These recordings span the period 1961-1977. It brings his music to folks that may never have experienced his presence at a hot bluegrass festival, as I had done in countless summers. Unfortunately it does not include a visual of him in action which was every bit as much of his performances as his exceptional music. This CD includes cuts by both The Country Gentlemen, and The Seldom Scene.

This is a CD that will please all listeners of music, and I have to admit, that I did shed a tear again realizing that an end of an era occurred with his death on December 10, 1996–just three monthes before that of Bill Monroe’s death on September 9, 1996. That was a bad period of time for me as it was for many. I alway knew Bill Monroe would not live forever as he was getting older, but, I never realized that John Duffey would also die. Bill Monroe lived a long full life, John Duffey’s life was cut short.
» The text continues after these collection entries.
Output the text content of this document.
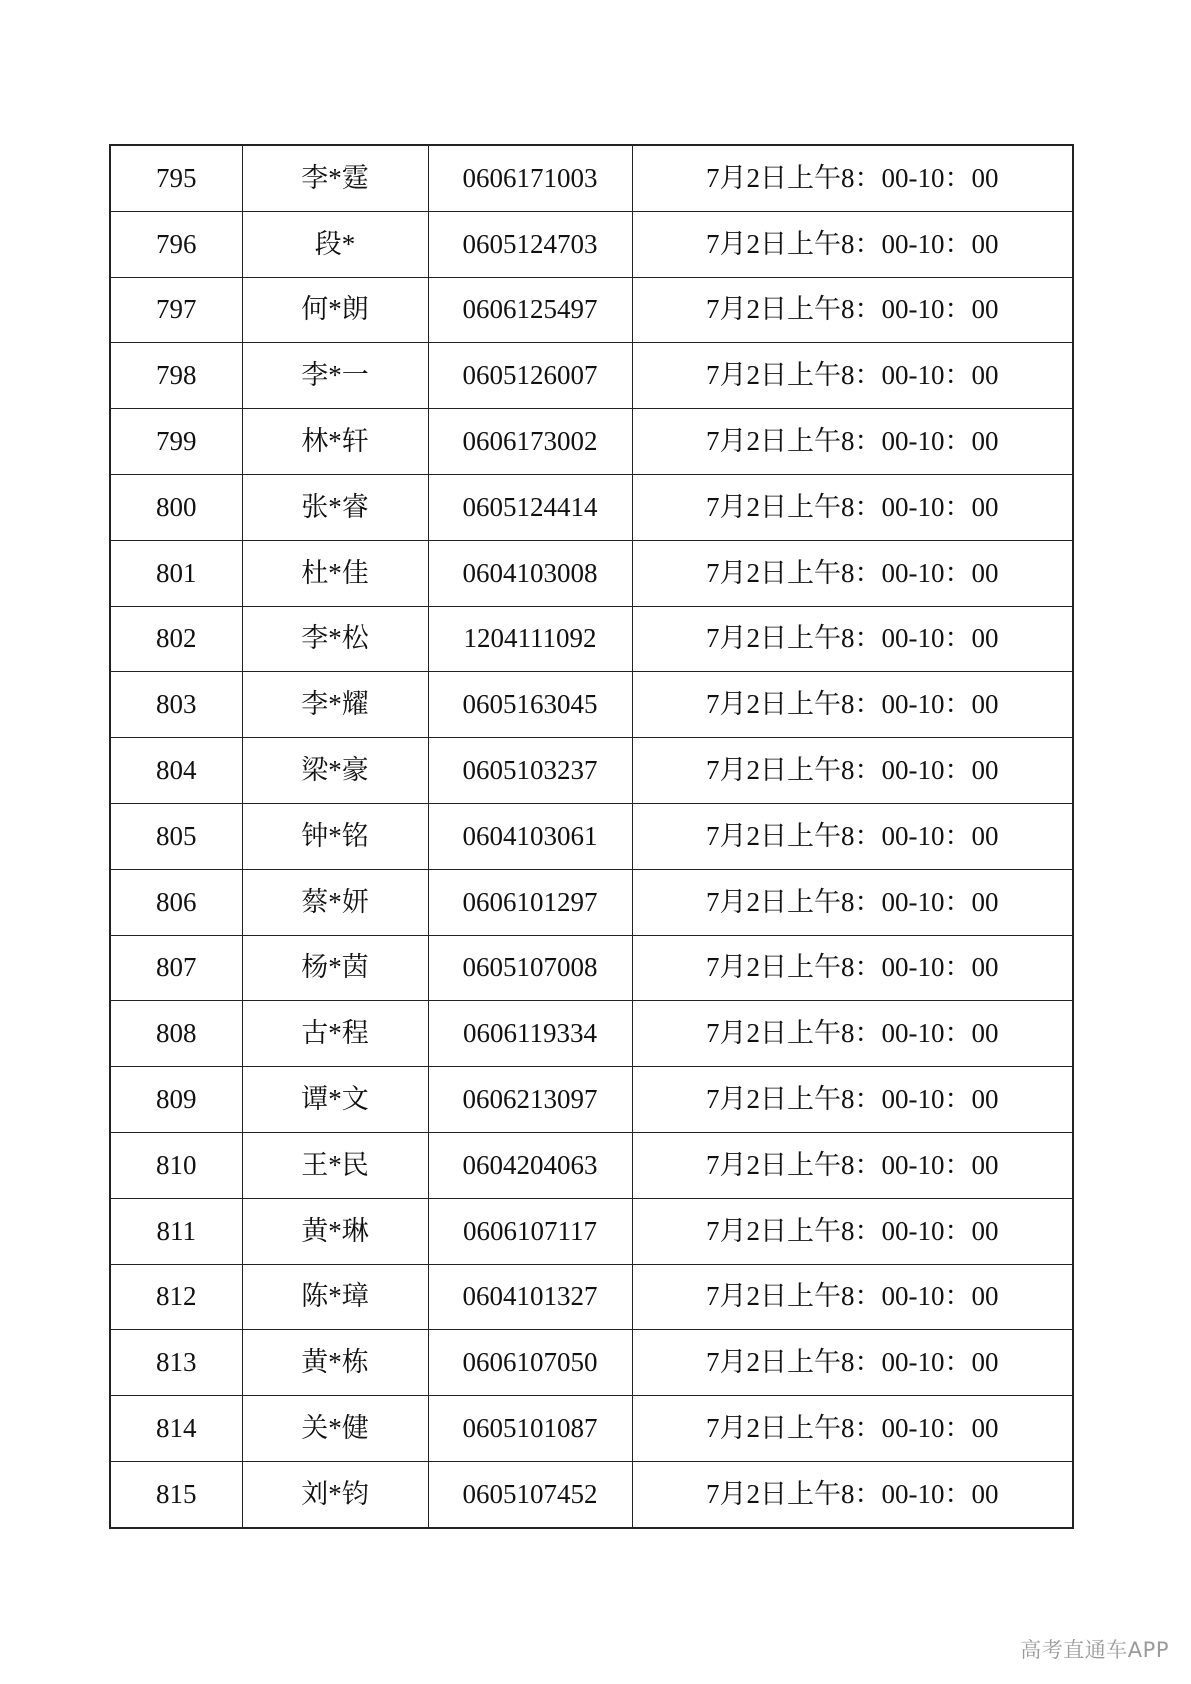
795	李*霆	0606171003	7月2日上午8：00-10：00
796	段*	0605124703	7月2日上午8：00-10：00
797	何*朗	0606125497	7月2日上午8：00-10：00
798	李*一	0605126007	7月2日上午8：00-10：00
799	林*轩	0606173002	7月2日上午8：00-10：00
800	张*睿	0605124414	7月2日上午8：00-10：00
801	杜*佳	0604103008	7月2日上午8：00-10：00
802	李*松	1204111092	7月2日上午8：00-10：00
803	李*耀	0605163045	7月2日上午8：00-10：00
804	梁*豪	0605103237	7月2日上午8：00-10：00
805	钟*铭	0604103061	7月2日上午8：00-10：00
806	蔡*妍	0606101297	7月2日上午8：00-10：00
807	杨*茵	0605107008	7月2日上午8：00-10：00
808	古*程	0606119334	7月2日上午8：00-10：00
809	谭*文	0606213097	7月2日上午8：00-10：00
810	王*民	0604204063	7月2日上午8：00-10：00
811	黄*琳	0606107117	7月2日上午8：00-10：00
812	陈*璋	0604101327	7月2日上午8：00-10：00
813	黄*栋	0606107050	7月2日上午8：00-10：00
814	关*健	0605101087	7月2日上午8：00-10：00
815	刘*钧	0605107452	7月2日上午8：00-10：00
高考直通车APP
I was fortunate and blessed to have seen Monroe and Duffy share the stage on occasion, and witness that they both obviously had appreciated each other on their own merits.

All cuts here are excellent, but I especially enjoyed hearing “Girl from The North Country,” “I’m Working On A Road” and “The Young Fisherman,” a few tunes not often heard by me as some of the others.

Many today may not know that John was also an amazing luthier, coming from the period of 1950’s-1960’s, when independent instrument makers were not as common as they are today. He did his own repairs, designed and built a mandolin commonly called “the duck” as it had the body shape of what I believe looked like a mallard duck in flight.

His showmanship, picking and singing were unmatched. The funny thing is that nobody has tried to duplicate his style unlike that of other greats such as Bill Monroe–maybe because it took the real John Duffey to do John Duffey? He was the genuine article.

I wrote this soon after his death, and it was presented to his family and fans through my bluegrass loopl. A nephew of John’s said that he appreciated it. I want everybody to know that I really appreciated John Duffy.